The Phantom Tollbooth turns 50

11 December 2011

And yet the fifty-year birthday of a good children’s book marks a real passage, since it means that the book hasn’t been passed just from parent to child but from parent to child and on to child again. A book that has crossed that three-generation barrier has a good chance at permanence. So to note the fiftieth birthday of the closest thing that American literature has to an “Alice in Wonderland” of its own, Norton Juster’s “The Phantom Tollbooth”—with illustrations, by Jules Feiffer, that are as perfectly matched to Juster’s text as Tenniel’s were to Carroll’s—is to mark an anniversary that matters.

The Phantom Tollbooth turned 50 a couple of months ago. I have a deep affection for this book. I will never fail to be moved by the image of the conductor who orchestrates the sunset, colors coming in at the flourish of a baton – it was my first understanding of synesthesia, and continues to be my reference point. It was the moment that art transcended medium for me – that I understood that to write was to compose was to paint – all equivalent creative processes, despite the differences in syntax.
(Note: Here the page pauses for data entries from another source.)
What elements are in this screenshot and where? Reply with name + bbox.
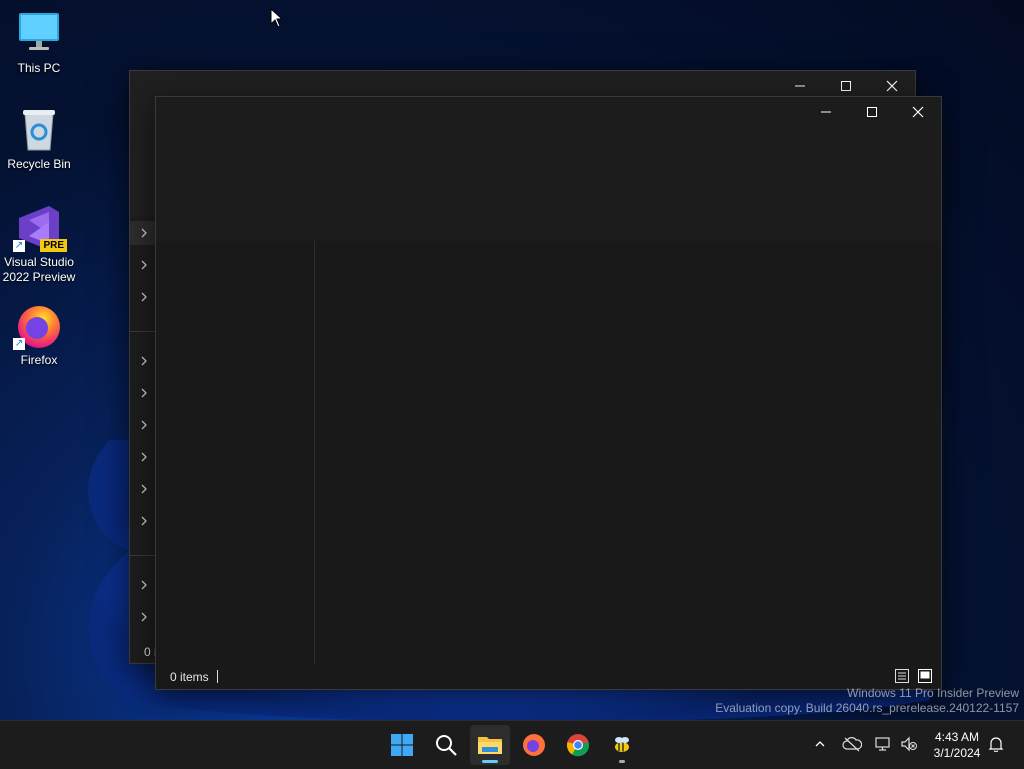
maximize-icon (841, 81, 851, 91)
details-view-button[interactable] (894, 668, 910, 684)
search-icon (436, 735, 457, 756)
chevron-right-icon[interactable] (138, 355, 150, 367)
pre-badge: PRE (40, 239, 67, 252)
desktop-icon-label: Recycle Bin (7, 157, 71, 171)
chevron-right-icon[interactable] (138, 387, 150, 399)
firefox-icon: ↗ (13, 302, 63, 350)
volume-tray-button[interactable] (898, 733, 920, 755)
chevron-right-icon[interactable] (138, 483, 150, 495)
close-icon (886, 80, 898, 92)
close-icon (912, 106, 924, 118)
search-button[interactable] (426, 725, 466, 765)
cloud-offline-icon (842, 737, 862, 752)
chevron-right-icon[interactable] (138, 259, 150, 271)
taskbar-chrome[interactable] (558, 725, 598, 765)
watermark-line-1: Windows 11 Pro Insider Preview (847, 686, 1019, 700)
toolbar-area (156, 127, 941, 241)
chevron-right-icon[interactable] (138, 611, 150, 623)
desktop-icon-label: Firefox (20, 353, 58, 367)
firefox-icon (523, 734, 545, 756)
details-view-icon (895, 669, 909, 683)
network-icon (875, 737, 890, 751)
visual-studio-icon: PRE ↗ (13, 204, 67, 252)
clock-time: 4:43 AM (934, 730, 980, 744)
file-explorer-window-front[interactable]: 0 items (155, 96, 942, 690)
chevron-right-icon[interactable] (138, 515, 150, 527)
taskbar: 4:43 AM 3/1/2024 (0, 720, 1024, 769)
taskbar-firefox[interactable] (514, 725, 554, 765)
desktop-icon-recycle-bin[interactable]: Recycle Bin (0, 106, 78, 172)
monitor-icon (15, 10, 63, 58)
minimize-button[interactable] (803, 97, 849, 127)
chevron-right-icon[interactable] (138, 579, 150, 591)
nav-divider (130, 555, 156, 556)
file-explorer-icon (478, 737, 502, 754)
taskbar-clock[interactable]: 4:43 AM 3/1/2024 (928, 729, 986, 761)
taskbar-bee-app[interactable] (602, 725, 642, 765)
desktop-icon-label: This PC (17, 61, 61, 75)
chevron-up-icon (815, 741, 825, 747)
chevron-right-icon[interactable] (138, 227, 150, 239)
close-button[interactable] (895, 97, 941, 127)
windows-watermark: Windows 11 Pro Insider Preview Evaluatio… (715, 686, 1019, 716)
pane-divider[interactable] (314, 241, 315, 665)
volume-muted-icon (901, 736, 917, 752)
show-hidden-icons-button[interactable] (809, 733, 831, 755)
onedrive-tray-button[interactable] (841, 733, 863, 755)
chevron-right-icon[interactable] (138, 291, 150, 303)
item-count: 0 items (170, 670, 209, 684)
chevron-right-icon[interactable] (138, 419, 150, 431)
network-tray-button[interactable] (872, 733, 894, 755)
shortcut-arrow-icon: ↗ (13, 240, 25, 252)
start-button[interactable] (382, 725, 422, 765)
running-indicator (619, 760, 625, 763)
large-icons-view-button[interactable] (917, 668, 933, 684)
chevron-right-icon[interactable] (138, 451, 150, 463)
nav-divider (130, 331, 156, 332)
bee-app-icon (615, 737, 629, 752)
content-area (156, 241, 941, 665)
desktop-icon-visual-studio[interactable]: PRE ↗ Visual Studio 2022 Preview (0, 204, 78, 285)
minimize-icon (795, 85, 805, 87)
desktop-icon-label: Visual Studio 2022 Preview (2, 255, 76, 284)
maximize-button[interactable] (849, 97, 895, 127)
watermark-line-2: Evaluation copy. Build 26040.rs_prerelea… (715, 701, 1019, 715)
start-icon (391, 734, 413, 756)
notifications-button[interactable] (985, 733, 1007, 755)
running-indicator (482, 760, 498, 763)
desktop-icon-this-pc[interactable]: This PC (0, 10, 78, 76)
title-bar[interactable] (156, 97, 941, 127)
taskbar-file-explorer[interactable] (470, 725, 510, 765)
maximize-icon (867, 107, 877, 117)
bell-icon (988, 737, 1004, 752)
large-icons-view-icon (918, 669, 932, 683)
recycle-bin-icon (15, 106, 63, 154)
chrome-icon (566, 734, 590, 757)
desktop-icon-firefox[interactable]: ↗ Firefox (0, 302, 78, 368)
shortcut-arrow-icon: ↗ (13, 338, 25, 350)
status-separator (217, 670, 218, 683)
mouse-cursor-icon (270, 8, 284, 28)
navigation-pane (130, 217, 157, 661)
minimize-icon (821, 111, 831, 113)
clock-date: 3/1/2024 (933, 746, 981, 760)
The excerpt at the beginning of this post is from an excellent Adam Gopnik piece in the New Yorker about the impact of the book. There’s also a sweet documentary project that was just funded on Kickstarter. Read the book if you haven’t, or reread it if you have. It’s a treasure.

Algebra in Wonderland?

10 March 2010

Were the fantastical plots by Lewis Carroll (a.k.a. Charles Dodgson) in Alice’s Adventures in Wonderland a playful way of attacking new ideas in mathematics? This piece by Melanie Bayley in the New York Times gave me a sense of amazement and delight. She suggests that Alice’s rapid changes in size and proportion are a satire of mathematician Augustus De Morgan’s purely symbolic system of algebra, while the Mad Hatter’s tea party is stuck in time because the characters are obeying the principles of William Rowan Hamilton’s principles of “pure time.”

If this is true, it puts a wonderful new lens on one of my favorite joyful books. To visualize mathematical concepts and properties through the behavior of characters is such a clever way to make these ideas accessible, and to expose both their appeal and their absurdity. It’s an ingenious way of adding a layer of emotion to rational concepts, infusing a dry academic debate with charm and relevance.